Belongs to One only—the Father of Light,

Who sits on the throne with white radiance burning—

In whom is no variableness nor shadow of turning.

Fallen, fallen, is the storm-shattered oak of the South;

Fallen, fallen, is the strong, stately pine of the North;

One combatant loses, another one wins—

God have mercy on both and forgive them their sins.

And if a man conquer, or if he should lose,

’Tis naught if the Great Judge His mercy refuse.

And now, all unheeding earth’s praises or blame,

Thy two sons, Kentucky, repose in their fame.

The victor struck down while the jubilant cheer

Of honor and victory rang in his ear;

The vanquished, who suffered in silence his lot,

When the empire and glory he dreamed of were not.

New Orleans and Springfield have taken to rest

Two children, Kentucky, who nursed at thy breast.

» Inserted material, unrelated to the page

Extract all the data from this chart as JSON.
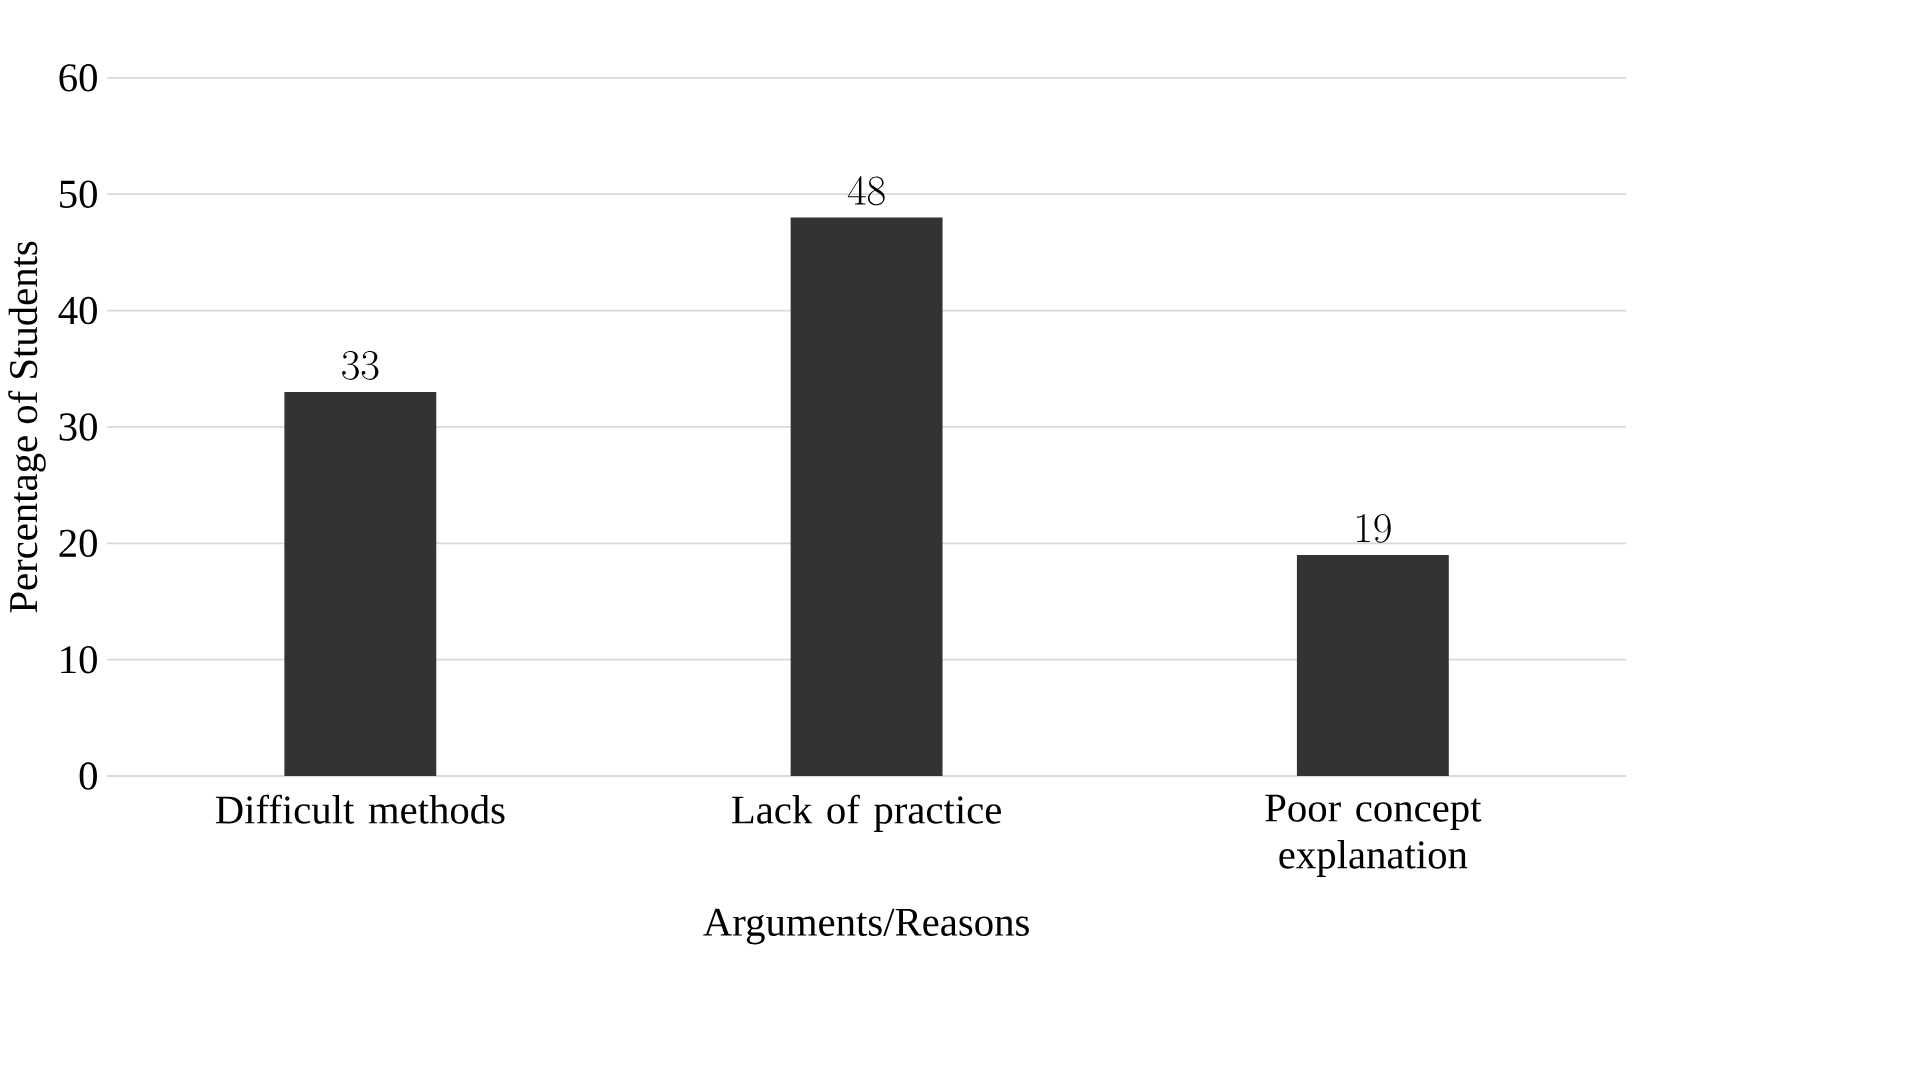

Oh, Hardin and Christian, the homes of the great,

Forgetfulness veils, through the satire of fate,

While fame blazons far to the ends of the earth

The log huts which gave to your progeny birth.

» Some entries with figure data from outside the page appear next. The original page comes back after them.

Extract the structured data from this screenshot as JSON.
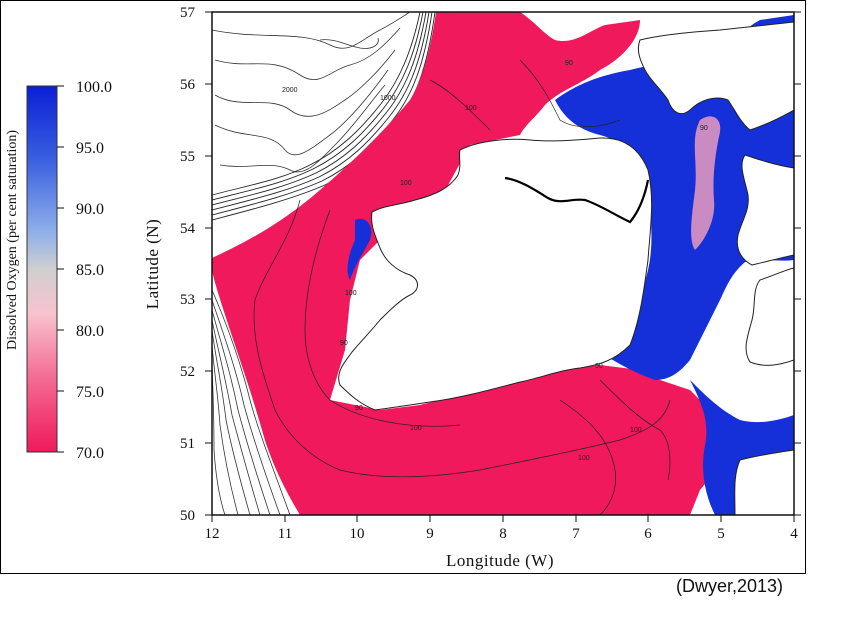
{
  "map": {
    "y_label": "Latitude (N)",
    "x_label": "Longitude (W)",
    "x_ticks": [
      "12",
      "11",
      "10",
      "9",
      "8",
      "7",
      "6",
      "5",
      "4"
    ],
    "y_ticks": [
      "57",
      "56",
      "55",
      "54",
      "53",
      "52",
      "51",
      "50"
    ],
    "contour_labels": [
      "100",
      "100",
      "100",
      "100",
      "100",
      "90",
      "90",
      "90",
      "90",
      "90",
      "1000",
      "2000",
      "100"
    ]
  },
  "colorbar": {
    "title": "Dissolved Oxygen (per cent saturation)",
    "labels": [
      "100.0",
      "95.0",
      "90.0",
      "85.0",
      "80.0",
      "75.0",
      "70.0"
    ],
    "colors": {
      "high": "#0a1fd6",
      "mid_high": "#5e8ee0",
      "mid": "#c7c7c7",
      "mid_low": "#f5b8c8",
      "low": "#f0195c"
    }
  },
  "citation": "(Dwyer,2013)"
}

The leaders of millions lie helpless and lone

As the soldiers who perished unnoticed, unknown.

Take them tenderly, dear Mother Earth, to thy breast,

To sleep in their “windowless palace of rest.”

I hear, as I stand, pressed with grief, by your graves,

A murmur, soft, strong, as of waves upon waves;

And memory’s harp, with its mystical strings,

Recalls, with the sweeping of infinite wings,

How precious that flag by our fathers unfurled—

White flower of charity, light of the world,

Float ever, proud banner of freedom sublime,

Till the judgment’s last trump sounds the ending of time.

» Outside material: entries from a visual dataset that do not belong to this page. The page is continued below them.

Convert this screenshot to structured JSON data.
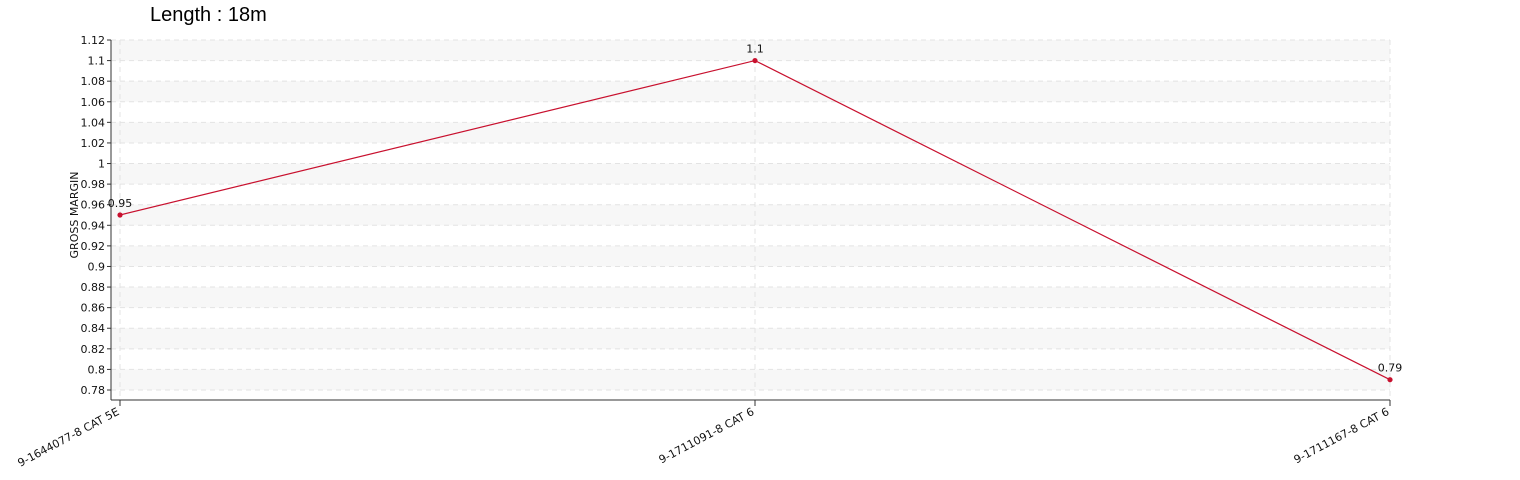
{
  "chart_data": {
    "type": "line",
    "title": "Length : 18m",
    "xlabel": "",
    "ylabel": "GROSS MARGIN",
    "categories": [
      "9-1644077-8 CAT 5E",
      "9-1711091-8 CAT 6",
      "9-1711167-8 CAT 6"
    ],
    "series": [
      {
        "values": [
          0.95,
          1.1,
          0.79
        ],
        "color": "#c8102e"
      }
    ],
    "data_labels": [
      "0.95",
      "1.1",
      "0.79"
    ],
    "ylim": [
      0.78,
      1.12
    ],
    "yticks": [
      0.78,
      0.8,
      0.82,
      0.84,
      0.86,
      0.88,
      0.9,
      0.92,
      0.94,
      0.96,
      0.98,
      1,
      1.02,
      1.04,
      1.06,
      1.08,
      1.1,
      1.12
    ],
    "ytick_labels": [
      "0.78",
      "0.8",
      "0.82",
      "0.84",
      "0.86",
      "0.88",
      "0.9",
      "0.92",
      "0.94",
      "0.96",
      "0.98",
      "1",
      "1.02",
      "1.04",
      "1.06",
      "1.08",
      "1.1",
      "1.12"
    ],
    "grid": true,
    "band_color": "#f7f7f7",
    "grid_color": "#e3e3e3",
    "axis_color": "#333333"
  }
}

The Christmas Eve bells were all ringing aloud,

When I dreamed that I saw on God’s bow in the cloud—

Its red like the rose dawn of Easter’s bright day;

Its blue like the love that abideth for aye;

Its gold the reflection of Paradise street;

Its white the effulgence of God’s mercy seat—

An Angel, calm, radiant, of presence august,

The great, golden balance of mercy adjust;

And millions of martyrs on battlefields slain,

Like the voice of the ocean, repeated the strain:

“O, States of the Union, all warfare shall cease;

Christ lifts o’er the nation the banner of peace,

As the prism-banded bow of the sky stanched the flood

Its earth-child, the flag, ends the deluge of blood.

War’s death-dealing cloud has forever rolled by,

And Peace, with her olive branch, smiles from the sky

Forever is silenced dissension’s wild roar;

The demon of hate rends the Union no more.”

And, lo! the bells answered from valley and hill:

“Peace, peace upon earth, to all men of good-will!”